Lonicera japonica Thunb. (Caprifoliaceae) is a traditional herbal medicine and has been used to treat diabetic symptoms. Notwithstanding its use, the scientific basis on anti-diabetic properties of L. japonica is not yet established. This study is designed to investigate anti-diabetic effects of L. japonica in type 2 diabetic rats. L. japonica was orally administered at the dose of 100 mg/kg in high-fat diet-fed and low-dose streptozotocin-induced rats. After the treatment of 4 weeks, L. japonica reduced high blood glucose level and homeostatic model assessment of insulin resistance in diabetic rats. In addition, body weight
and food intake were restored by the L. japonica treatment. In the histopathologic examination, the amelioration of damaged β-islet in pancreas was observed in L. japonica-treated diabetic rats. The administration of L. japonica elevated peroxisome proliferator-activated receptor gamma and insulin receptor subunit-1 protein expressions. The results demonstrated that L. japonica had anti-diabetic effects in type 2 diabetic rats via the peroxisome proliferator-activated receptor gamma regulatory action of L. japonica as a potential mechanism.
Gu C, et al. Astragalus polysaccharides affect insulin resistance by regulating the hepatic SIRT1-PGC-1α/PPARα-FGF21 signaling pathway in male Sprague Dawley rats undergoing catch-up growth. Mol Med Rep. 2015 Nov;12(5):6451-60. doi: 10.3892/mmr.2015.4245. Epub 2015 Aug 25.
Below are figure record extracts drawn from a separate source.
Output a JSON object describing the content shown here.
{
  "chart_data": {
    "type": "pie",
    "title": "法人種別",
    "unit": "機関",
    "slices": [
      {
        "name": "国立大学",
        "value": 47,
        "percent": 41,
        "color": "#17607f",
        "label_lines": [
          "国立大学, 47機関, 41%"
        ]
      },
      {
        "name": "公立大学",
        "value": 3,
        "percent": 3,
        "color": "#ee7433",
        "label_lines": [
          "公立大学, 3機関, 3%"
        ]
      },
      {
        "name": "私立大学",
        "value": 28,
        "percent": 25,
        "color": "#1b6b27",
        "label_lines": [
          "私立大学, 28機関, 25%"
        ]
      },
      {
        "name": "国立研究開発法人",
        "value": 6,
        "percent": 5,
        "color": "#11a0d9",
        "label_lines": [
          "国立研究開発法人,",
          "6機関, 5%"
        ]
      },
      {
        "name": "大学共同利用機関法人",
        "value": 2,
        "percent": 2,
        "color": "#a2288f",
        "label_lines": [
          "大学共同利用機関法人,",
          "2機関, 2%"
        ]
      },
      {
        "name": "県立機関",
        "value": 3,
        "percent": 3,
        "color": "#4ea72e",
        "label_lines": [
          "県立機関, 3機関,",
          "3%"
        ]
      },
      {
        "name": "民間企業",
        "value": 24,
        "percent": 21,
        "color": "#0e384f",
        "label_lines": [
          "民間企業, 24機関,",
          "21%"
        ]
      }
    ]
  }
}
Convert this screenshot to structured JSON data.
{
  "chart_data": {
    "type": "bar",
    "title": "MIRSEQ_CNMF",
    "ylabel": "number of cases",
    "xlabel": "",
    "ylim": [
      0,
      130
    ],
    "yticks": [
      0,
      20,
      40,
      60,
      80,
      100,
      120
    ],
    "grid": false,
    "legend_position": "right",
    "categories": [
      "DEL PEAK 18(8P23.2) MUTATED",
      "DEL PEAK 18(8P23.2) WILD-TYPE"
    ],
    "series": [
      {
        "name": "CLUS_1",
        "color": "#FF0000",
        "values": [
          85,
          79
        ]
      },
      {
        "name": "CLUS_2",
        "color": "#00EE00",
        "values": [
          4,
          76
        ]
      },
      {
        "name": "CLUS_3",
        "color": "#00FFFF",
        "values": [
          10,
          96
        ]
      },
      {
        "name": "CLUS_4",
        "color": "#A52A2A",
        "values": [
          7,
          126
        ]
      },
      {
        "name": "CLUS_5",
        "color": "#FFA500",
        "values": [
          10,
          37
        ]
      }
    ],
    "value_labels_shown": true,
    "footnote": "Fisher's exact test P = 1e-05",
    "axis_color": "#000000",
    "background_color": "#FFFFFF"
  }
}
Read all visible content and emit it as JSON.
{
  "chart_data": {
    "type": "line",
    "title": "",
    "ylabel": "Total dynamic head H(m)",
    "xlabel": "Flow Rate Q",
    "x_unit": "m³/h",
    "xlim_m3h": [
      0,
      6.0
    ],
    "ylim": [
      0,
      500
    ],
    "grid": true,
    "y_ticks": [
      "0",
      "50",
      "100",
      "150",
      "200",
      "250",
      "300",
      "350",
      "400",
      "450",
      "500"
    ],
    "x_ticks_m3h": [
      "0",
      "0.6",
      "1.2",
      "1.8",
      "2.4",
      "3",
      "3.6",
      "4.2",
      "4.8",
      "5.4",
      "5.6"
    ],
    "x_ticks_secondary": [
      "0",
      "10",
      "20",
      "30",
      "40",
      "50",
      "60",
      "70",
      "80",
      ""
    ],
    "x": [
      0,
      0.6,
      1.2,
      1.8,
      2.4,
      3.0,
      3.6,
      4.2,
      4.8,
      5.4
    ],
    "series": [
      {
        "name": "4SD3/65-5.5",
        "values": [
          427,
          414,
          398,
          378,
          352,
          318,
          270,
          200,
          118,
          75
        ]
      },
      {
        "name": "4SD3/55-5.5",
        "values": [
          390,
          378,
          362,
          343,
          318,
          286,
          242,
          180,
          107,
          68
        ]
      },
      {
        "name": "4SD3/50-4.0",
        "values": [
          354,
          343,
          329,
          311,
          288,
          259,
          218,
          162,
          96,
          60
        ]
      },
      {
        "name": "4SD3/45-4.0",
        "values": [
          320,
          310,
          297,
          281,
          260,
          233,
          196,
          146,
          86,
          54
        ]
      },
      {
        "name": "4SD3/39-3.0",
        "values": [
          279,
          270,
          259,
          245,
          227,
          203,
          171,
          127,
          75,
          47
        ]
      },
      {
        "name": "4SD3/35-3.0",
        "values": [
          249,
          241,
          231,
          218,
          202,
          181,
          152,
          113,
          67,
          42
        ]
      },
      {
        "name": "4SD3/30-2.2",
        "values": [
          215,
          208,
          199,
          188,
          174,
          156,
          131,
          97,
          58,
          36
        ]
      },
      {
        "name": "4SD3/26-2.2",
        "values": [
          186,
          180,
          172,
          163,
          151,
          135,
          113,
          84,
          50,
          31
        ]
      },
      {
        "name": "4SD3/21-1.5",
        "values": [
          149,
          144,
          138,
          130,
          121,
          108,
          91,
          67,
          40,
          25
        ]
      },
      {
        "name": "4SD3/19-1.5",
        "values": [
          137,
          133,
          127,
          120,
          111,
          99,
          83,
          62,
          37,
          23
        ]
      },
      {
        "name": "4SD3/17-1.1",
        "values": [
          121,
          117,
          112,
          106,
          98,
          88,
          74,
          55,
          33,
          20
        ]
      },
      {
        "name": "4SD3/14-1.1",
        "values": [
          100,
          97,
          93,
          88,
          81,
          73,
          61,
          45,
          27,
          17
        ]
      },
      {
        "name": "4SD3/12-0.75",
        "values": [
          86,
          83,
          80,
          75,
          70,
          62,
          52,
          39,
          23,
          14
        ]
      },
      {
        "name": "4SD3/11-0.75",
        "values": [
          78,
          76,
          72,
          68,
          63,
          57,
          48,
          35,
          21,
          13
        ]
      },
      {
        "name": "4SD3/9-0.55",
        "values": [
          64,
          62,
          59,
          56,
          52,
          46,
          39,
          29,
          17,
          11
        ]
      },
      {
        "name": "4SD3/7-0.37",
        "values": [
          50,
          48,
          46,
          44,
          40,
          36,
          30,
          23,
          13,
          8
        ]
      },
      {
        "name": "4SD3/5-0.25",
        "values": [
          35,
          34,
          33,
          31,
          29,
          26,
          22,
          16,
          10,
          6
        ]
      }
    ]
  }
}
The present study investigated the effects of Astragalus polysaccharides (APS) on insulin resistance by modulation of hepatic sirtuin 1 (SIRT1)‑peroxisome proliferator‑activated receptor (PPAR)‑γ coactivator (PGC)‑1α/PPARα‑fibroblast growth factor (FGF)21, and glucose and lipid metabolism. Thirty male Sprague Dawley rats were divided into three groups: A normal control group, a catch‑up growth group and an APS‑treated (APS-G) group. The latter two groups underwent food restriction for 4 weeks, prior to being provided with a high fat diet, which was available ad libitum. The APS‑G group was orally treated with APS for 8 weeks, whereas the other groups were administered saline. Body weight was measured and an oral glucose tolerance test (OGTT) was conducted after 8 weeks. The plasma glucose and insulin levels obtained from the OGTT were assayed, and hepatic morphology was observed by light and transmission electron microscopy. In addition, the mRNA expression levels of PGC‑1α/PPARα, and the protein expression levels of SIRT1, FGF21 and nuclear factor‑κB were quantified in the liver and serum. APS treatment suppressed abnormal glycolipid metabolism and insulin resistance following 8 weeks of catch‑up growth by improving hepatic SIRT1‑PPARα‑FGF21 intracellular signaling and reducing chronic inflammation, and by partially attenuating hepatic steatosis. The suppressive effects of APS on liver acetylation and glycolipid metabolism‑associated molecules contributed to the observed suppression of insulin resistance. However, the mechanism underlying the effects of APS on insulin resistance requires further research in order to be elucidated. Rapid and long‑term treatment with APS may provide a novel, safe and effective therapeutic strategy for type 2 diabetes.